Begun on the January 1st 2010, John Hoare's blog has found a niche as the place to go for the miscellaneous detail of pop culture, most often 80s BBC sitcoms, such things as highlighting the differences between broadcast and video release versions of Hi-Di-Hi or most recently how the Doctor at Large series provided John Cleese with a testing ground for ideas which would eventually end up in the DNA of Fawlty Towers. One masterwork is this biographical piece about working as the TX at Channel 5 over a twenty-four hour period which really sheds light on the numerous errors and problems which can occur on any television channel [visit].
The Internet Archive.
Did I say these were all going to be websites you'd never heard of?

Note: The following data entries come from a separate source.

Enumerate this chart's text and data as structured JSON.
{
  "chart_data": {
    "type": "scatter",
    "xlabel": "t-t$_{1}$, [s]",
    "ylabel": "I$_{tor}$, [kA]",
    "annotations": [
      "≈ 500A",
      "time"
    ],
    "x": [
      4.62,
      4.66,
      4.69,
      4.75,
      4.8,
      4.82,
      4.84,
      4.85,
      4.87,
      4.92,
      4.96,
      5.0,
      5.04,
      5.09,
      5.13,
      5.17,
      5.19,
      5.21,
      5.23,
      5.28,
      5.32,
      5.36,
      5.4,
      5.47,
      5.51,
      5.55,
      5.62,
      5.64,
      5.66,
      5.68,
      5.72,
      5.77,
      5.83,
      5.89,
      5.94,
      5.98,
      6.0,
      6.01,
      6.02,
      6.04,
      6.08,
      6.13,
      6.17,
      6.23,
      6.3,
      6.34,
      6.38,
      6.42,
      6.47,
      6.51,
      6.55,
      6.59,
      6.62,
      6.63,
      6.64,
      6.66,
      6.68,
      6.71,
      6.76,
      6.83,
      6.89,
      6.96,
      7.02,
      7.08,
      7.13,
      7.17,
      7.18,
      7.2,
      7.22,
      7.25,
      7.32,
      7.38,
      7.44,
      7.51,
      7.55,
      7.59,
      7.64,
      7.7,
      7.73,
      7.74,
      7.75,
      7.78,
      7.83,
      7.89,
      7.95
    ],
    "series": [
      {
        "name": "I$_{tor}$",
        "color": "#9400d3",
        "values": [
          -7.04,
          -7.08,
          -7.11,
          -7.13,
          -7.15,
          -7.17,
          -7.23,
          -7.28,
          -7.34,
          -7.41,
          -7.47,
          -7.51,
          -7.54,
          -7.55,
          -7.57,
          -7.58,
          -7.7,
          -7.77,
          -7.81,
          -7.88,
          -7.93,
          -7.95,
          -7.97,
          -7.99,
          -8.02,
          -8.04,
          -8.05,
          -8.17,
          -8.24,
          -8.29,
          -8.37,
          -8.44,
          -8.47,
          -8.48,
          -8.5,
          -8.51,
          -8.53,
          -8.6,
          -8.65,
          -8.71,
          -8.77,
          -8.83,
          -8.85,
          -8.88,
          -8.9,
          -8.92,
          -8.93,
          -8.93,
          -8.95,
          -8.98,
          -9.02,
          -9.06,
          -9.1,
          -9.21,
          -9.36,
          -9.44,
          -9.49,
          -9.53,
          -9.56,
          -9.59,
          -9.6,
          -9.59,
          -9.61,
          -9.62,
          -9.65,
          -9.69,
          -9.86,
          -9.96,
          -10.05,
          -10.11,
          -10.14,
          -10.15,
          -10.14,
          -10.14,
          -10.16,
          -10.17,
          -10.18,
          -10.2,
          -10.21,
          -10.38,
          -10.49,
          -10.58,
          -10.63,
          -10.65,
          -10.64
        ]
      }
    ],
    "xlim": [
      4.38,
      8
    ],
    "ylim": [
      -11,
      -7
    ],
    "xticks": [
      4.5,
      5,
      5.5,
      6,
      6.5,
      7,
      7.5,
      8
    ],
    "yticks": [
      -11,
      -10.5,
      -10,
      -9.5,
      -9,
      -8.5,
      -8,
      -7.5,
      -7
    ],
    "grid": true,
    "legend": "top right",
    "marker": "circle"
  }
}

But more than any other resource, the Internet Archive continues to be a force for good despite its dubious interpretation of copyright laws. Whole runs of defunct favourite magazines of the past like Zzap! 64 and Smash Hits, abandoned software runnable in the browser and other dead media like this VHS vault. Look at this beautiful 1907 volume about Liverpool or biography of Shakespeare by Sir Walter Raleigh. This collective effort to preserve our cultural history must be protected.
All The Stations.
Bit of a late entry but also proof that sometimes YouTube's algorithms are a good thing. In 2017, Geoff Marshall and Vicki Pipe spent the summer visiting all of the Network Rail stations across Great Britain, funded by Kickstarter and producing four or five videos a week about the trip. In October this year, I binged the lot, watching them travel the length and breadth of the country and showing that the railways are one of our most important resources and need to be protected and expanded. Informative, funny and often poignant, this is top-end comfort viewing thanks to Vicki and Geoff's genial company and a general sense that so long as we can get around, it'll be all right in the end [visit].